As recognised by the European Food Safety Authority(2015) and the Food and Agriculture Organization of the United Nations and World Health Organization (2011), guidelines on fish consumption inevitably differ by country depending on local conditions and differences in the species of fish consumed. The UK Food Standards Agency through NHS Choices issues advice to pregnant and breast-feeding women, and women planning to become pregnant, on fish consumption related to mercury, and to polychlorinated biphenyls (PCBs) and dioxin exposure (NHS Choices, 2015). With regard to mercury, the guidelines for pregnant women and women planning to become pregnant include three fish to avoid completely (predatory species) as well as information on fish for which intake should be limited, such as fresh and canned tuna. There are additional limitations advised with regard to PCBs and dioxins, adding to a rather complicated set of advice. The US guidelines are broadly similar (US Food and Drug Administration, 2004, US Food and Drug Administration, 2014), and it has been suggested that many pregnant women limit or avoid fish altogether in the face of the US guidelines (Oken et al., 2003, Shimshack and Ward, 2010).

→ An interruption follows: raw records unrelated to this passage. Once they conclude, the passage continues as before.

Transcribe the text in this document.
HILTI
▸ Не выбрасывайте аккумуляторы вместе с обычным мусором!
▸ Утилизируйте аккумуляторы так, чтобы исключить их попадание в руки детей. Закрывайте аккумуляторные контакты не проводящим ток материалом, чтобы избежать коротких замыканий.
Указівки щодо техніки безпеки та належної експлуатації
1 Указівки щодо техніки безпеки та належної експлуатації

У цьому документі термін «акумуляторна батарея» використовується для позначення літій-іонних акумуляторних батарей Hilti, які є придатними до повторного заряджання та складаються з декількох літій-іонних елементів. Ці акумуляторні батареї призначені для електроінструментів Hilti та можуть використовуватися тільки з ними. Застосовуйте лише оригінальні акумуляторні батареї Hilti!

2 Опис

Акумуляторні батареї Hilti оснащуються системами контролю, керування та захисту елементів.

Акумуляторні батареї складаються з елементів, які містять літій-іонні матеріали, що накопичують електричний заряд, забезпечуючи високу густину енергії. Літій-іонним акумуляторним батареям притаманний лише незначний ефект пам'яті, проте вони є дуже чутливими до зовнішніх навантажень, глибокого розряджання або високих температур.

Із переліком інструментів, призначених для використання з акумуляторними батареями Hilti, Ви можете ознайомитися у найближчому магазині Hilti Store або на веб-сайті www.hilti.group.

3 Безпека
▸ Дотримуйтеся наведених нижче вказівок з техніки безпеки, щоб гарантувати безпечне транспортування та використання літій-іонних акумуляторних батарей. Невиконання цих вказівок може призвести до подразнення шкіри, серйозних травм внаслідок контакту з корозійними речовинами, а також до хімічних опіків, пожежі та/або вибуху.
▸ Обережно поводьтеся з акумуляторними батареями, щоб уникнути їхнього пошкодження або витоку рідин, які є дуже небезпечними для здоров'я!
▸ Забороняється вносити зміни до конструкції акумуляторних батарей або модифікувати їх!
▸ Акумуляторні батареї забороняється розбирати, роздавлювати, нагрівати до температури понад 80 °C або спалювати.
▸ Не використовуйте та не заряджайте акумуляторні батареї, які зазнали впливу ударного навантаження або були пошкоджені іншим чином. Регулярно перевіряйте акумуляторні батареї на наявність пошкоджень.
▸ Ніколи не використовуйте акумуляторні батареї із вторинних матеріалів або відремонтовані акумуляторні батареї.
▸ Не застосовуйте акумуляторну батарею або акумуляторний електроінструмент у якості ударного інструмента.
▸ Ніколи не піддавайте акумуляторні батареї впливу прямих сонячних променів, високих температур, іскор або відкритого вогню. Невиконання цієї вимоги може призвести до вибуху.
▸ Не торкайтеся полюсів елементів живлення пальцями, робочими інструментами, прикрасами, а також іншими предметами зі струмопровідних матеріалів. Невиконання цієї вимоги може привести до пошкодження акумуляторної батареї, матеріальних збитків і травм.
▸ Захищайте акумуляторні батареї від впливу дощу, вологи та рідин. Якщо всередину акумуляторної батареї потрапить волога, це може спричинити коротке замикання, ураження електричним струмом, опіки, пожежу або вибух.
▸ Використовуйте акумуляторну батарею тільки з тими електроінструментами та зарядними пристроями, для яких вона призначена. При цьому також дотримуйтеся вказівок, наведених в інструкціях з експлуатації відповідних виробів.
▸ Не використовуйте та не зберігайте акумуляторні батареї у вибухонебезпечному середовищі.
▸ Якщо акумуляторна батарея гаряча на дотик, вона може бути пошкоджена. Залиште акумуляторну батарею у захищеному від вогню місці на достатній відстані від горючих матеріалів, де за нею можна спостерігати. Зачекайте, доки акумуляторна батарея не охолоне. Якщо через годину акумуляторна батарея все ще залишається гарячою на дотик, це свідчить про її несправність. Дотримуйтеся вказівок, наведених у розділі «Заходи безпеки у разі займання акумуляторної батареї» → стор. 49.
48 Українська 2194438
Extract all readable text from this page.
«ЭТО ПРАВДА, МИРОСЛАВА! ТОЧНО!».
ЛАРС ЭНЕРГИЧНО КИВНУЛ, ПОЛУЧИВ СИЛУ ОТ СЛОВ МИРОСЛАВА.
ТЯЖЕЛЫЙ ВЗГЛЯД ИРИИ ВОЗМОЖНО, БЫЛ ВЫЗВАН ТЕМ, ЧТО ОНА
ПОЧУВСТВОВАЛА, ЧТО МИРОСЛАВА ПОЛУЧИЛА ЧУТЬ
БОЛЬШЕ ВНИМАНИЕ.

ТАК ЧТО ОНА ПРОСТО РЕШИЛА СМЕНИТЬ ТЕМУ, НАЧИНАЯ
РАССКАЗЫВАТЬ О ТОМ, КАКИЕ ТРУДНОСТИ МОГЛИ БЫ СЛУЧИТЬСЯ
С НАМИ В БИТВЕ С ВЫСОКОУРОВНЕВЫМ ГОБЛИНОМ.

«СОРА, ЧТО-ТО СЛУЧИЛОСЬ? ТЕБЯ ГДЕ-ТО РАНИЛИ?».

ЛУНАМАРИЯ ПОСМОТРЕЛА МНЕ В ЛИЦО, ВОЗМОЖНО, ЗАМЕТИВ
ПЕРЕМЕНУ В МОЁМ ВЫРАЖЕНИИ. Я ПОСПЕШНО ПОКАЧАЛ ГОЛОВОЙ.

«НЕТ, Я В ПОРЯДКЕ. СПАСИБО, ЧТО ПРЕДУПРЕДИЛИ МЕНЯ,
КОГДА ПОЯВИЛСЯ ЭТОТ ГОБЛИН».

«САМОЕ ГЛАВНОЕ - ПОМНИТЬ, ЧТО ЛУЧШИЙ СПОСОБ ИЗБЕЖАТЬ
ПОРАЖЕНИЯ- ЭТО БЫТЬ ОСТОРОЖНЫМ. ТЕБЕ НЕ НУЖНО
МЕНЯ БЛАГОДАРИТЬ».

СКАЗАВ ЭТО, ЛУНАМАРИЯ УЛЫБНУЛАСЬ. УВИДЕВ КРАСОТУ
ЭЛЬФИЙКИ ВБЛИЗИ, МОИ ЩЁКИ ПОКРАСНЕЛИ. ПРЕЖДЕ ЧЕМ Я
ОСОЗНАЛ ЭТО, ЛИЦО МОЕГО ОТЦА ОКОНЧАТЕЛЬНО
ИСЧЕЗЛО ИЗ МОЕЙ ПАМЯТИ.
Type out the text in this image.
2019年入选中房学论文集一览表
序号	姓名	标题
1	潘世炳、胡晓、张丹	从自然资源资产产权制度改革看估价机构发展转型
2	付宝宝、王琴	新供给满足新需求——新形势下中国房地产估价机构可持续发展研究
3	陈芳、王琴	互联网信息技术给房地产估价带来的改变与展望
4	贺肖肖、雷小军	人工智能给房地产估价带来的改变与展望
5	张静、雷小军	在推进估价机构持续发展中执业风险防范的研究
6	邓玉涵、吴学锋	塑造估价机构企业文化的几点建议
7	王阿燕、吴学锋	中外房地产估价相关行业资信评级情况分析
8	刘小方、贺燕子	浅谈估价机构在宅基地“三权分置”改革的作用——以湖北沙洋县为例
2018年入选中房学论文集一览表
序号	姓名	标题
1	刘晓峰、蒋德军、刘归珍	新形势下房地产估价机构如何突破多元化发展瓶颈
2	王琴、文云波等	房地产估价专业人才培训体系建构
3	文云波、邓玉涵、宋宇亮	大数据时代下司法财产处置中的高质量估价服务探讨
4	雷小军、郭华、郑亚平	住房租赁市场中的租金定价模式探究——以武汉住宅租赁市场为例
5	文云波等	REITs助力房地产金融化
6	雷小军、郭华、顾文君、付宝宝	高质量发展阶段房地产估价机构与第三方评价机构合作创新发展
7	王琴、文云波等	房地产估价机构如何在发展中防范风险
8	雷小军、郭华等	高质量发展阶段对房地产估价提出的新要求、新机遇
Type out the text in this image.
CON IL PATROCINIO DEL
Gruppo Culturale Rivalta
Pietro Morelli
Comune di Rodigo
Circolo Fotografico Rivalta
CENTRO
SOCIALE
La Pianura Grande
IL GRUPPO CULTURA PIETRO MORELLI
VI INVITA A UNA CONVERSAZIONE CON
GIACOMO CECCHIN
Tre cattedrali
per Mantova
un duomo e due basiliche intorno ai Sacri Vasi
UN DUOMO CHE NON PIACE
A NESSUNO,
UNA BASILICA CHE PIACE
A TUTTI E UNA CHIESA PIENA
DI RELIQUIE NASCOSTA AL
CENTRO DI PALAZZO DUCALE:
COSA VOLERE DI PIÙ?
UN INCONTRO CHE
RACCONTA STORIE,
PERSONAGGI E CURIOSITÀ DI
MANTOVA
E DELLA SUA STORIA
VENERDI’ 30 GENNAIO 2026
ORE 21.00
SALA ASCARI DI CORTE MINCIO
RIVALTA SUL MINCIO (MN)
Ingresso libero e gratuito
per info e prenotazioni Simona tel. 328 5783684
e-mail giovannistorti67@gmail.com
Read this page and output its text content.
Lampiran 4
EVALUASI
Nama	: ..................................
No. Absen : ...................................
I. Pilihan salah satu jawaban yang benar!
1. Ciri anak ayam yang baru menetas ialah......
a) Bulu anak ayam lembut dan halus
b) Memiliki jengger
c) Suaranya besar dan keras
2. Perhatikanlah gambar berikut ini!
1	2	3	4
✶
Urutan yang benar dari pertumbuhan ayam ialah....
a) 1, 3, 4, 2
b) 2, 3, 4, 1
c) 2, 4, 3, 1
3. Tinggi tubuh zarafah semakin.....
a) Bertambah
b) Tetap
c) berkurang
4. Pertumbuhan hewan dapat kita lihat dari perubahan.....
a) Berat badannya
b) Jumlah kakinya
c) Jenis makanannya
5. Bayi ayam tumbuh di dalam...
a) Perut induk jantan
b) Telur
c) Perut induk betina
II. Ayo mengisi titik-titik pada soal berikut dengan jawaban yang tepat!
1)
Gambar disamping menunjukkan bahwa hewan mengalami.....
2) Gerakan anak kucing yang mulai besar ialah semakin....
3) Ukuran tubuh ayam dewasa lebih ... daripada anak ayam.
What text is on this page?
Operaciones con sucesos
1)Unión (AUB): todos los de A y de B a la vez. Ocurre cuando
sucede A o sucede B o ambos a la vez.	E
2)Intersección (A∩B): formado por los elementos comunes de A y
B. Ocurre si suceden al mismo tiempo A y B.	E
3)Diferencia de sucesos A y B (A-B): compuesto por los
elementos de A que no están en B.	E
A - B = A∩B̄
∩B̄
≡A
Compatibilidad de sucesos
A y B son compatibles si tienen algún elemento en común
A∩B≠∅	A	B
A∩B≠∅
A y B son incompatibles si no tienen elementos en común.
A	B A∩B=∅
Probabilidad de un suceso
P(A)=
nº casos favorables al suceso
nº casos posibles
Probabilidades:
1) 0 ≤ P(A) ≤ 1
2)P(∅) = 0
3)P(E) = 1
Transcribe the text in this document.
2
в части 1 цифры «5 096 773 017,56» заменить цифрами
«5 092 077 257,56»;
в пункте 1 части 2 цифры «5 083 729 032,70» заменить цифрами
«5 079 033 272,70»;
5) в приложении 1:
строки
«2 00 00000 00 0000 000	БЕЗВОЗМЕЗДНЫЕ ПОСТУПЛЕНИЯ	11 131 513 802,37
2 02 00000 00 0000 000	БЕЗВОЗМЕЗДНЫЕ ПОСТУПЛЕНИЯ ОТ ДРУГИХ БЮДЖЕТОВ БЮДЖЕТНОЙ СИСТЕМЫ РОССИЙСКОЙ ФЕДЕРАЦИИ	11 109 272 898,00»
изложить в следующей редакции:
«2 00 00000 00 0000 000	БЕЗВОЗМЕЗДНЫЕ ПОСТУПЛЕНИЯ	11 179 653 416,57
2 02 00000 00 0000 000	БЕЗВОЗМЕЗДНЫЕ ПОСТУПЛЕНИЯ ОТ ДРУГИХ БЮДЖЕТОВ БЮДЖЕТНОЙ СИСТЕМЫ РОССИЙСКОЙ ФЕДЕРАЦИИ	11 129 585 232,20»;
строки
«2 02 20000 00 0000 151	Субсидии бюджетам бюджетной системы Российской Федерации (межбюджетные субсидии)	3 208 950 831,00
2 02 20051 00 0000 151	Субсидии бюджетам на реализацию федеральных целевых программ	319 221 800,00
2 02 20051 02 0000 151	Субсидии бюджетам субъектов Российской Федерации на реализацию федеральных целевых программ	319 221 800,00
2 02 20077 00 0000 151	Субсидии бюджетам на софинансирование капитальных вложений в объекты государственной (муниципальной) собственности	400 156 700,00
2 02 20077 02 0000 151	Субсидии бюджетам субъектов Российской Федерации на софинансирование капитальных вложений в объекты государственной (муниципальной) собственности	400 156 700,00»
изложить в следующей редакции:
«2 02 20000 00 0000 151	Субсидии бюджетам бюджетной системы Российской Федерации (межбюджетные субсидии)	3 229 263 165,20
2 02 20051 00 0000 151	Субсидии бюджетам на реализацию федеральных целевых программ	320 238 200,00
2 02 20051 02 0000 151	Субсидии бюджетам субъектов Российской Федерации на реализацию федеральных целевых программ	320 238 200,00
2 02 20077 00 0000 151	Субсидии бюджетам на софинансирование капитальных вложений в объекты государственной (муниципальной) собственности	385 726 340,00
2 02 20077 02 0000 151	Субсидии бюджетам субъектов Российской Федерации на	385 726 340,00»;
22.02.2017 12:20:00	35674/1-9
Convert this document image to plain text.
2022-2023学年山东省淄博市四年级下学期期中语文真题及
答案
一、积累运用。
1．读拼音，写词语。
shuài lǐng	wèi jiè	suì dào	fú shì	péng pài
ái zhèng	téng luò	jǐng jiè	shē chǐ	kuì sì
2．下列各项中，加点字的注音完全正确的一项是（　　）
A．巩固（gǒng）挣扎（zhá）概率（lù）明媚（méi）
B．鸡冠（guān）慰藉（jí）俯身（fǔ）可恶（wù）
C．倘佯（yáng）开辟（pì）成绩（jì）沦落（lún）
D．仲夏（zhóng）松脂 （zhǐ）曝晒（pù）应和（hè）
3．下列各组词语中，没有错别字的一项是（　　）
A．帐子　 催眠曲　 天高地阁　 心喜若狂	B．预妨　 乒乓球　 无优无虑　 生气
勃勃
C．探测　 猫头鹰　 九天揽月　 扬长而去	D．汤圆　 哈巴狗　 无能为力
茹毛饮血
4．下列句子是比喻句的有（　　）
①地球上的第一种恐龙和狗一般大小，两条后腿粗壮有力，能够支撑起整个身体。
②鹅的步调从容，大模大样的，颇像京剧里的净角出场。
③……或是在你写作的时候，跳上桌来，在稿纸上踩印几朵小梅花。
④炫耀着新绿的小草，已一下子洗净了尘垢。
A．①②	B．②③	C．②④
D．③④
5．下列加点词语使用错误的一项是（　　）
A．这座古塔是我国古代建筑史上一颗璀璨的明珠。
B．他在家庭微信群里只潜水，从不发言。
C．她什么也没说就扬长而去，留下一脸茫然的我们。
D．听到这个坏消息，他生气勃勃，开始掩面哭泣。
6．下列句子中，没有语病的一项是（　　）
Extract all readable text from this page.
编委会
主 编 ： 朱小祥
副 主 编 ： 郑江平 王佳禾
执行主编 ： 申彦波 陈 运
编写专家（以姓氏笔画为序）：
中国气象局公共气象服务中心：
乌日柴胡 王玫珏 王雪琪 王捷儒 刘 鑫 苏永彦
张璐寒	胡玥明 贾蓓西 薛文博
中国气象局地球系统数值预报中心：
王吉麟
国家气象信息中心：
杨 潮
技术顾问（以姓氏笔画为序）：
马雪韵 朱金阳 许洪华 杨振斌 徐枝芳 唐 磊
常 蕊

It is possible that the UK public health message to eat at least two portions of fish per week, at least one of which should be oily, during pregnancy is being lost, and this is likely to result in avoidance of fish and a concomitant loss of the beneficial effects of fish-eating on offspring.

There are several strengths of this study. (1) The study involved large numbers of pregnant women with both prenatal B-Hg and birth outcomes. (2) The study included a large number of participants who did not eat fish during pregnancy, in contrast to other studies on the health outcomes associated with Hg which are often conducted in high-fish-eating populations (e.g. Seychelles Study, Project Viva). (3) The study included data on the type of fish consumed enabling stratification into oily-fish-eaters and non-oily-fish-eaters. (4) The prenatal exposure was B-Hg measured in the first half of pregnancy, in contrast to studies which have relied on cord blood Hg or other Hg in other matrices such as hair, urine or diet. There are also a number of limitations. (1) Although we were able to account for many possible confounders in our analyses, there are likely to be others that were unable to adjust for. These include, for example, pollutant levels in fish such as organochlorine compounds. (2) The FFQ was completed in the third trimester of pregnancy, sometime after collection of the blood sample for Hg and Se analysis. However, it has been shown that the dietary patterns of these women remain fairly constant (Northstone and Emmett, 2008), so it is likely that patterns of fish consumption were maintained.

Conclusion

Moderate mercury levels in pregnancy were not associated with effects on anthropometric variables, or on the risk of preterm birth or LBW, in this study. There was some evidence to suggest a detrimental effect of maternal B-Hg on birthweight in non-fish-eaters that was not apparent in fish-eaters. This suggests that fish consumption may have a protective effect on birthweight. Consumption of fish other than high level predatory feeders in line with government guidelines during pregnancy (at least two portions of fish per week, one of which should be oily) should be encouraged.

Competing interests

The authors declare they have no conflicts of interest.